The Search for Holiness by Elisha Olivestone


         The commandment of "You shall be holy" is a positive commandment.  Many commentators, including the Rambam, hold that the purpose of this commandment is to make the laws of forbidden sexual relationships (עריות) included in a positive commandment.  The Ramban, however, does not count this Positive commandment in the Rambam's count in his Sefer Hamitzvot.  Ramban in his commentary to the Torah explains this, by saying that the Torah previously gave us prohibitions in regarding food and sexual relations.  The Torah by stating a broad principle קדושים תהיו "be holy", is telling us to sanctify ourself with that which is permitted as well as staying away from that which is prohibited.  The Ramban explains that the Torah was worried that one might overindulge in even the permitted areas.  Therefore, the Torah gave a general commandment to keep oneself holy by refraining from that which is prohibited and to even refraining from overdoing that which is permitted.  The Ramban here introduces a celebrated phrase נבל ברשות התורה, a scoundrel who operates within the technically permitted Torah rules.  Ramban writes that this pasuk forbids inappropriate behavior even if no technical violation of the Torah law is committed.

            Rashi, however, explains this commandment in a different way.  The word Kedoshim here comes to tell us to keep away from that which is prohibited only, namely עריות.  Once one is far from עריות, there is Kedusha. 

            The Ketav VeHakabala says in regard to the concept of Kedusha, one who forbids himself from doing that which is permitted is regarded as a Chassid and not a Kadosh.  He explains that being Kadosh is not only in a spiritual sense but also in physical activities that one engages in.  This means that one should not always be struggling to find pleasure in his actions but to understand that he is observing the commandments of his creator.

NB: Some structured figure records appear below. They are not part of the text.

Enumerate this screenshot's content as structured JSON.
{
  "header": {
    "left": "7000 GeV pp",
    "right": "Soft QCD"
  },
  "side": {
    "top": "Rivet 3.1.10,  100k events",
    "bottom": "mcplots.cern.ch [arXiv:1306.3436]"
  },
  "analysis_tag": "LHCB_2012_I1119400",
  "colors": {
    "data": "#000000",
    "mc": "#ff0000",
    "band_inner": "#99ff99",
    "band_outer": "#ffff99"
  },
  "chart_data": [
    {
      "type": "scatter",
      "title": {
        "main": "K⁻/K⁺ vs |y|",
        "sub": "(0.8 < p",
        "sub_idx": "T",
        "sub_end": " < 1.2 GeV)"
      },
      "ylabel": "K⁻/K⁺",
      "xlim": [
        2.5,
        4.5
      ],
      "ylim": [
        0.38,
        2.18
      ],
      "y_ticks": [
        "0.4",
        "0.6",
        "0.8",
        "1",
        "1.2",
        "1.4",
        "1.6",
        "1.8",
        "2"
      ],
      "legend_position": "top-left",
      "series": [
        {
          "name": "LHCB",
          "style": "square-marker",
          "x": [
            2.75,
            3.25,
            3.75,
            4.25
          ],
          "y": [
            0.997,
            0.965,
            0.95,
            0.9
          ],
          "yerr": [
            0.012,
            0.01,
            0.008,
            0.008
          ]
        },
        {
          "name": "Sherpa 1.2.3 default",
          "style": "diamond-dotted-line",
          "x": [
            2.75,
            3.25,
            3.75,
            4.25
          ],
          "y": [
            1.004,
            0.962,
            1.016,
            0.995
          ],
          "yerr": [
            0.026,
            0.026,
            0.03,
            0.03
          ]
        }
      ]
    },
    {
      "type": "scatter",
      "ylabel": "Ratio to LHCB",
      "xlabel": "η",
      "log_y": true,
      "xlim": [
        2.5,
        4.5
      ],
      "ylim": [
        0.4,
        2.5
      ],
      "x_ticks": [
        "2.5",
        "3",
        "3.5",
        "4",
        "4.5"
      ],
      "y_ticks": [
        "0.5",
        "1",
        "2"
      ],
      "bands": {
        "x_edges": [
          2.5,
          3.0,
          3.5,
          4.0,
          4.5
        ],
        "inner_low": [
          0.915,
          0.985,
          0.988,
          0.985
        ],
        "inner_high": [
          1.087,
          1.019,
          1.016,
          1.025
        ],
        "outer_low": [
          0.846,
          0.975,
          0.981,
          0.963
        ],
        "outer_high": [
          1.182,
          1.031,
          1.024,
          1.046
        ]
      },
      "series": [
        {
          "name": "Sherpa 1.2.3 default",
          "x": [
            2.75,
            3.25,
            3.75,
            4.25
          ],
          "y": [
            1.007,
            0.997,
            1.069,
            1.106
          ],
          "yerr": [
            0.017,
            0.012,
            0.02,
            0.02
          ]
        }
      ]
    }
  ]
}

            Abarbanel says, also in regard to Kedusha, that this Parsha repeats many commandments that were already listed earlier.  This was done to stress the importance of performance and awareness of Kedusha.  So important are these commandments, says Rashi, that this Parsha was recited בהקהל, in the presence of all the people of Bnai Yisrael.  By publicly reciting the laws of Kedusha, the laws are guaranteed to be observed for generations to come.  By observing these laws we become a holy nation.